Symmetry Rules on Multipole Interactions under Crystallographic Point Groups and Application to Multiple-$Q$ Multipole States

TL;DR

This paper systematically establishes symmetry rules for multipole interactions under crystallographic point groups and explores their role in stabilizing exotic multiple-Q multipole states, with implications for unconventional electronic phases.

Contribution

It provides a comprehensive symmetry-based framework for understanding multipole interactions and demonstrates their potential to induce novel quantum states like triple-Q quadrupole order.

Findings

Symmetry conditions for antisymmetric and symmetric multipole interactions derived.

Extension of Dzyaloshinskii-Moriya and compass interactions to multipoles shown.

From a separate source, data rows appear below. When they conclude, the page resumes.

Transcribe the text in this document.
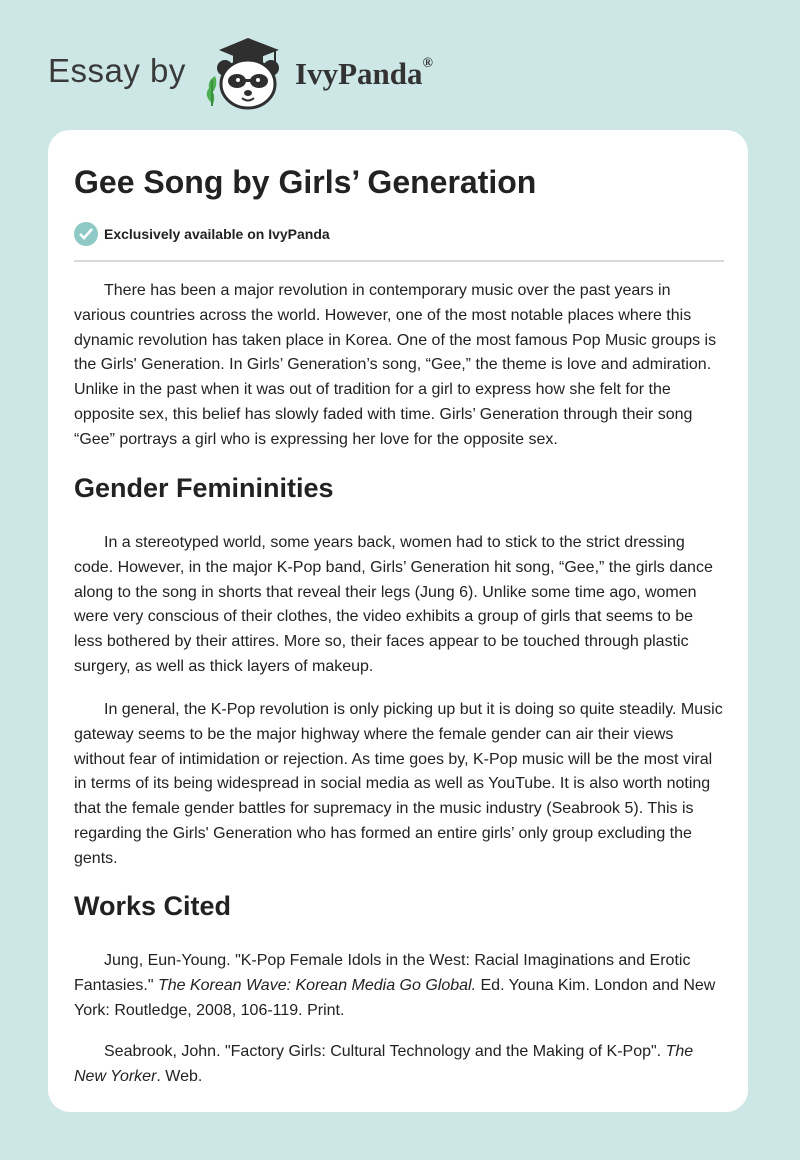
Essay by	IvyPanda®
Gee Song by Girls’ Generation
Exclusively available on IvyPanda

There has been a major revolution in contemporary music over the past years in various countries across the world. However, one of the most notable places where this dynamic revolution has taken place in Korea. One of the most famous Pop Music groups is the Girls' Generation. In Girls’ Generation’s song, “Gee,” the theme is love and admiration. Unlike in the past when it was out of tradition for a girl to express how she felt for the opposite sex, this belief has slowly faded with time. Girls’ Generation through their song “Gee” portrays a girl who is expressing her love for the opposite sex.

Gender Femininities

In a stereotyped world, some years back, women had to stick to the strict dressing code. However, in the major K-Pop band, Girls’ Generation hit song, “Gee,” the girls dance along to the song in shorts that reveal their legs (Jung 6). Unlike some time ago, women were very conscious of their clothes, the video exhibits a group of girls that seems to be less bothered by their attires. More so, their faces appear to be touched through plastic surgery, as well as thick layers of makeup.

In general, the K-Pop revolution is only picking up but it is doing so quite steadily. Music gateway seems to be the major highway where the female gender can air their views without fear of intimidation or rejection. As time goes by, K-Pop music will be the most viral in terms of its being widespread in social media as well as YouTube. It is also worth noting that the female gender battles for supremacy in the music industry (Seabrook 5). This is regarding the Girls' Generation who has formed an entire girls’ only group excluding the gents.

Works Cited

Jung, Eun-Young. "K-Pop Female Idols in the West: Racial Imaginations and Erotic Fantasies." The Korean Wave: Korean Media Go Global. Ed. Youna Kim. London and New York: Routledge, 2008, 106-119. Print.

Seabrook, John. "Factory Girls: Cultural Technology and the Making of K-Pop". The New Yorker. Web.
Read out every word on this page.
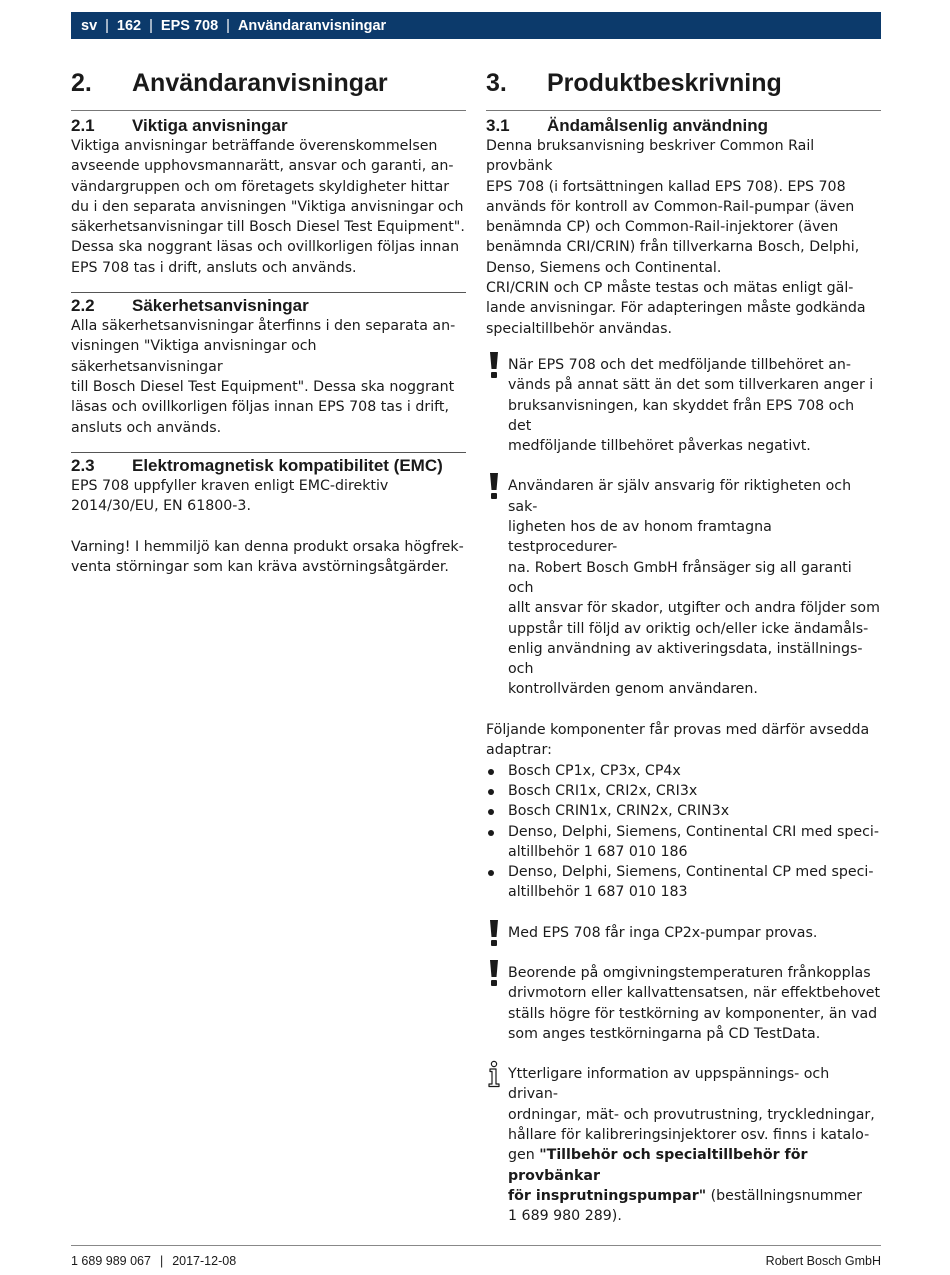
sv | 162 | EPS 708 | Användaranvisningar
2.	Användaranvisningar
2.1	Viktiga anvisningar

Viktiga anvisningar beträffande överenskommelsen
avseende upphovsmannarätt, ansvar och garanti, an-
vändargruppen och om företagets skyldigheter hittar
du i den separata anvisningen "Viktiga anvisningar och
säkerhetsanvisningar till Bosch Diesel Test Equipment".
Dessa ska noggrant läsas och ovillkorligen följas innan
EPS 708 tas i drift, ansluts och används.

2.2	Säkerhetsanvisningar

Alla säkerhetsanvisningar återfinns i den separata an-
visningen "Viktiga anvisningar och säkerhetsanvisningar
till Bosch Diesel Test Equipment". Dessa ska noggrant
läsas och ovillkorligen följas innan EPS 708 tas i drift,
ansluts och används.

2.3	Elektromagnetisk kompatibilitet (EMC)

EPS 708 uppfyller kraven enligt EMC-direktiv
2014/30/EU, EN 61800-3.

Varning! I hemmiljö kan denna produkt orsaka högfrek-
venta störningar som kan kräva avstörningsåtgärder.

3.	Produktbeskrivning
3.1	Ändamålsenlig användning

Denna bruksanvisning beskriver Common Rail provbänk
EPS 708 (i fortsättningen kallad EPS 708). EPS 708
används för kontroll av Common-Rail-pumpar (även
benämnda CP) och Common-Rail-injektorer (även
benämnda CRI/CRIN) från tillverkarna Bosch, Delphi,
Denso, Siemens och Continental.
CRI/CRIN och CP måste testas och mätas enligt gäl-
lande anvisningar. För adapteringen måste godkända
specialtillbehör användas.

När EPS 708 och det medföljande tillbehöret an-
vänds på annat sätt än det som tillverkaren anger i
bruksanvisningen, kan skyddet från EPS 708 och det
medföljande tillbehöret påverkas negativt.

Användaren är själv ansvarig för riktigheten och sak-
ligheten hos de av honom framtagna testprocedurer-
na. Robert Bosch GmbH frånsäger sig all garanti och
allt ansvar för skador, utgifter och andra följder som
uppstår till följd av oriktig och/eller icke ändamåls-
enlig användning av aktiveringsdata, inställnings- och
kontrollvärden genom användaren.

Följande komponenter får provas med därför avsedda
adaptrar:

Bosch CP1x, CP3x, CP4x
Bosch CRI1x, CRI2x, CRI3x
Bosch CRIN1x, CRIN2x, CRIN3x
Denso, Delphi, Siemens, Continental CRI med speci-
altillbehör 1 687 010 186
Denso, Delphi, Siemens, Continental CP med speci-
altillbehör 1 687 010 183

Med EPS 708 får inga CP2x-pumpar provas.

Beorende på omgivningstemperaturen frånkopplas
drivmotorn eller kallvattensatsen, när effektbehovet
ställs högre för testkörning av komponenter, än vad
som anges testkörningarna på CD TestData.

Ytterligare information av uppspännings- och drivan-
ordningar, mät- och provutrustning, tryckledningar,
hållare för kalibreringsinjektorer osv. finns i katalo-
gen "Tillbehör och specialtillbehör för provbänkar
för insprutningspumpar" (beställningsnummer
1 689 980 289).

1 689 989 067 | 2017-12-08	Robert Bosch GmbH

Triple-Q quadrupole state identified on a triangular lattice.

Abstract

Multipole degrees of freedom describe the mutual interplay among the charge, spin, and orbital degrees of freedom in electrons, which provides a microscopic understanding of unconventional electronic orderings and their associated physical phenomena. We here show the symmetry rules on multipole interactions under crystallographic point groups in a systematic manner. Depending on the bond symmetries, we show the necessary symmetry conditions of the antisymmetric multipole interactions, which correspond to the extension of the Dzyaloshinskii-Moriya interaction, as well as the symmetric ones, which correspond to the extension of the compasslike interaction. Furthermore, we demonstrate that the symmetry-allowed multipole interactions can become a source of exotic multiple-$Q$ multipole orderings. As a specific example, we analyze the effective model with the antisymmetric quadrupole interaction on a triangular lattice and show the emergence of the triple-$Q$ quadrupole state. Our results indicate that multipole interactions that often arise from the heavy-fermion, frustrated, and nematic systems can potentially induce further unconventional quantum states of matter.